Very well executed product and posts, and congratulations on your success!
Here’s the talk about it:
https://media.ccc.de/v/37c3-11993-toniebox_reverse_engineeri...
And the project website:
https://tonies-wiki.revvox.de/
There’s even a custom firmware that can send activity data to Home Assistant, can pull audio from a local server, etc.
How do you manage promotion? I have a moderate amount of success with Reddit Posts, there is always a spike in downloads. But, going for a specific niche (a scrollable feed notes app) https://apps.apple.com/gb/app/notesub/id6742334239 means that I am never sure where I can find people who may like my app.
I like the UI of your app btw.
I've noticed a trend that most popular apps nowadays are the ones that serve this model.
It really is, unless you want to draw outside the lines. If I want to do anything that isn’t explicitly in the SwiftUI model, it becomes Kludgeopolis, very quickly. There’s some things that can only be done with UIViewRepresentable, which I consider to be a bit of a “white flag.”

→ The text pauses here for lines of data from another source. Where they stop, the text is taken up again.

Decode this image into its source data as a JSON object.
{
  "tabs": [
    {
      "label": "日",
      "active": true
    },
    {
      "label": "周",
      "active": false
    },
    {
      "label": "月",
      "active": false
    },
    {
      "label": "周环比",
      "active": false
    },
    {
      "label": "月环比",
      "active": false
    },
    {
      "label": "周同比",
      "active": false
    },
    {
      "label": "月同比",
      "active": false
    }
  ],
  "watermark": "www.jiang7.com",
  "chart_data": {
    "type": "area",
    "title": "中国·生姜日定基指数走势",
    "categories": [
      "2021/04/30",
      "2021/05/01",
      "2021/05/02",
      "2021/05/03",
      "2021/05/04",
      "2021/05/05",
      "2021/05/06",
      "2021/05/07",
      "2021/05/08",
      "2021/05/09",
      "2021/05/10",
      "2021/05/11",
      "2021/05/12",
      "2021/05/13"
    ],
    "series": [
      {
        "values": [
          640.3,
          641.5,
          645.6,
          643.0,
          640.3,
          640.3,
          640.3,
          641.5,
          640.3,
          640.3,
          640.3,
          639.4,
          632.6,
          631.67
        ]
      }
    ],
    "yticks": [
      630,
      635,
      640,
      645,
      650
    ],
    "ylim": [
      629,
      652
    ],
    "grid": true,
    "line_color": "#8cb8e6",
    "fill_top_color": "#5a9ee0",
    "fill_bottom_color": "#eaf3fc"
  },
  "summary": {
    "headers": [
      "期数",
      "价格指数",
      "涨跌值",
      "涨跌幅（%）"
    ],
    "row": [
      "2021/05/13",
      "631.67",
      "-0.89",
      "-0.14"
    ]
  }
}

Also, because of the way that the rules are written, it’s difficult for me to segregate areas of functionality into extension blocks (like I do, with UIKit). I tend to have fairly long blocks of code, which is less than optimal.
But the performance really is excellent, and I can often get a lot done, with much less code, than UIKit.
Never worked with hybrid systems, like React, so the same might be true for them.
I have a sneaking suspicion they might steal your idea and release their own version before they do that. But maybe you get lucky and they don't do that, so definitely go for it. Best of luck!
I set a (very) old phone into child mode total lockdown with only YouTube music installed to make use of my family account and streaming playlists ... only to find it (the YTM app) wouldn't open due to the social media ban in Australia (legislation which I otherwise - controversially - completely support).
I was planning to make something that used rfid cards to play specific songs / albums so it worked more like yoto. But that would just make it even more niche!
Good luck you you!
If you don't mind sharing, besides producthunt launches, how have you promoted it?